Sweden’s Social Democrats call for ban on new free schools

Sweden's opposition Social Democrats have called for a total ban on the establishment of new profit-making free schools, in a sign the party may be toughening its policies on profit-making in the welfare sector.

Sweden's Social Democrats call for ban on new free schools

“We want the state to slam on the emergency brakes and bring in a ban on establishing [new schools],” the party’s leader, Magdalena Andersson, said at a press conference.

“We think the Swedish people should be making the decisions on the Swedish school system, and not big school corporations whose main driver is making a profit.” 

Almost a fifth of pupils in Sweden attend one of the country’s 3,900 primary and secondary “free schools”, first introduced in the country in the early 1990s. 

Even though three quarters of the schools are run by private companies on a for-profit basis, they are 100 percent state funded, with schools given money for each pupil. 

This system has come in for criticism in recent years, with profit-making schools blamed for increasing segregation, contributing to declining educational standards and for grade inflation. 

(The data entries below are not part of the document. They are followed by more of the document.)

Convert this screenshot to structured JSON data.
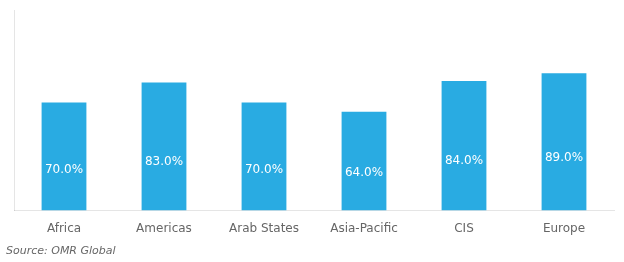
{
  "chart_data": {
    "type": "bar",
    "categories": [
      "Africa",
      "Americas",
      "Arab States",
      "Asia-Pacific",
      "CIS",
      "Europe"
    ],
    "values": [
      70.0,
      83.0,
      70.0,
      64.0,
      84.0,
      89.0
    ],
    "value_labels": [
      "70.0%",
      "83.0%",
      "70.0%",
      "64.0%",
      "84.0%",
      "89.0%"
    ],
    "data_labels": true,
    "color": "#29ABE2",
    "ylim": [
      0,
      130
    ],
    "grid": false,
    "tick_labels": "x",
    "annotations": [
      "Source: OMR Global"
    ]
  }
}
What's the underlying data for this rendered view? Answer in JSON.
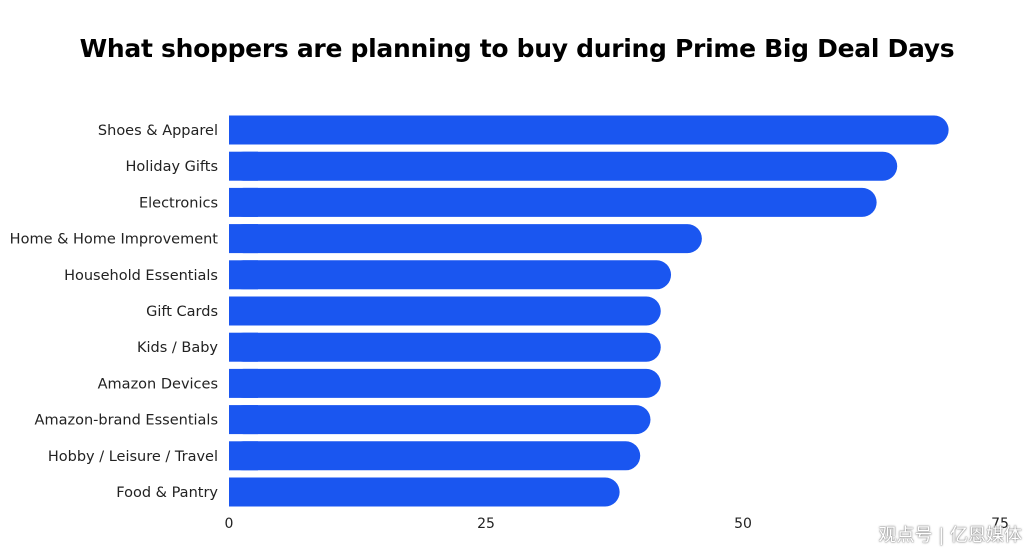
{
  "chart_data": {
    "type": "bar",
    "orientation": "horizontal",
    "title": "What shoppers are planning to buy during Prime Big Deal Days",
    "categories": [
      "Shoes & Apparel",
      "Holiday Gifts",
      "Electronics",
      "Home & Home Improvement",
      "Household Essentials",
      "Gift Cards",
      "Kids / Baby",
      "Amazon Devices",
      "Amazon-brand Essentials",
      "Hobby / Leisure / Travel",
      "Food & Pantry"
    ],
    "values": [
      70,
      65,
      63,
      46,
      43,
      42,
      42,
      42,
      41,
      40,
      38
    ],
    "xlim": [
      0,
      75
    ],
    "xticks": [
      "0",
      "25",
      "50",
      "75"
    ],
    "bar_color": "#1a56f0",
    "grid": false,
    "legend": "none"
  },
  "watermark": "观点号 | 亿恩媒体"
}
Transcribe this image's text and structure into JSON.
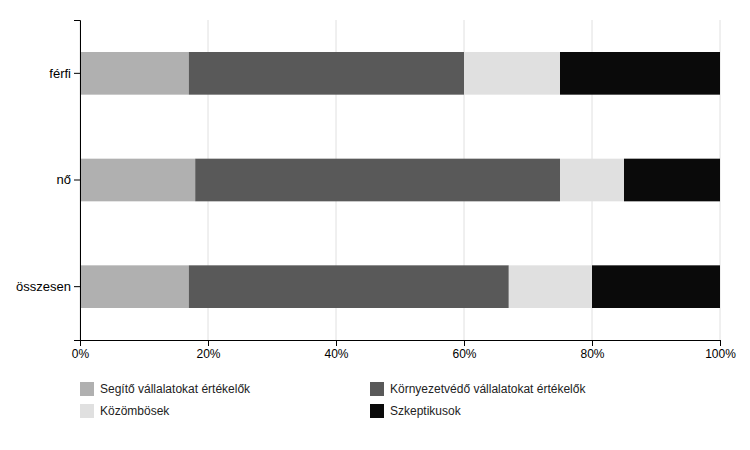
{
  "chart_data": {
    "type": "bar",
    "orientation": "horizontal",
    "stacked": true,
    "categories": [
      "férfi",
      "nő",
      "összesen"
    ],
    "series": [
      {
        "name": "Segítő vállalatokat értékelők",
        "color": "#b0b0b0",
        "values": [
          17.0,
          18.0,
          17.0
        ]
      },
      {
        "name": "Környezetvédő vállalatokat értékelők",
        "color": "#595959",
        "values": [
          43.0,
          57.0,
          50.0
        ]
      },
      {
        "name": "Közömbösek",
        "color": "#e0e0e0",
        "values": [
          15.0,
          10.0,
          13.0
        ]
      },
      {
        "name": "Szkeptikusok",
        "color": "#0a0a0a",
        "values": [
          25.0,
          15.0,
          20.0
        ]
      }
    ],
    "xlim": [
      0,
      100
    ],
    "xticks": [
      {
        "value": 0,
        "label": "0%"
      },
      {
        "value": 20,
        "label": "20%"
      },
      {
        "value": 40,
        "label": "40%"
      },
      {
        "value": 60,
        "label": "60%"
      },
      {
        "value": 80,
        "label": "80%"
      },
      {
        "value": 100,
        "label": "100%"
      }
    ],
    "grid": true,
    "legend": "bottom"
  }
}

In the run-up to the 2022 election, Andersson called for a ban on the companies being able to distribute profits to their owners in the form of dividends, calling for all profits to be reinvested in the school system.  

READ ALSO: Sweden’s pioneering for-profit ‘free schools’ under fire 

Andersson said that the new ban on establishing free schools could be achieved by extending a law banning the establishment of religious free schools, brought in while they were in power, to cover all free schools. 

“It’s possible to use that legislation as a base and so develop this new law quite rapidly,” Andersson said, adding that this law would be the first step along the way to a total ban on profit-making schools in Sweden.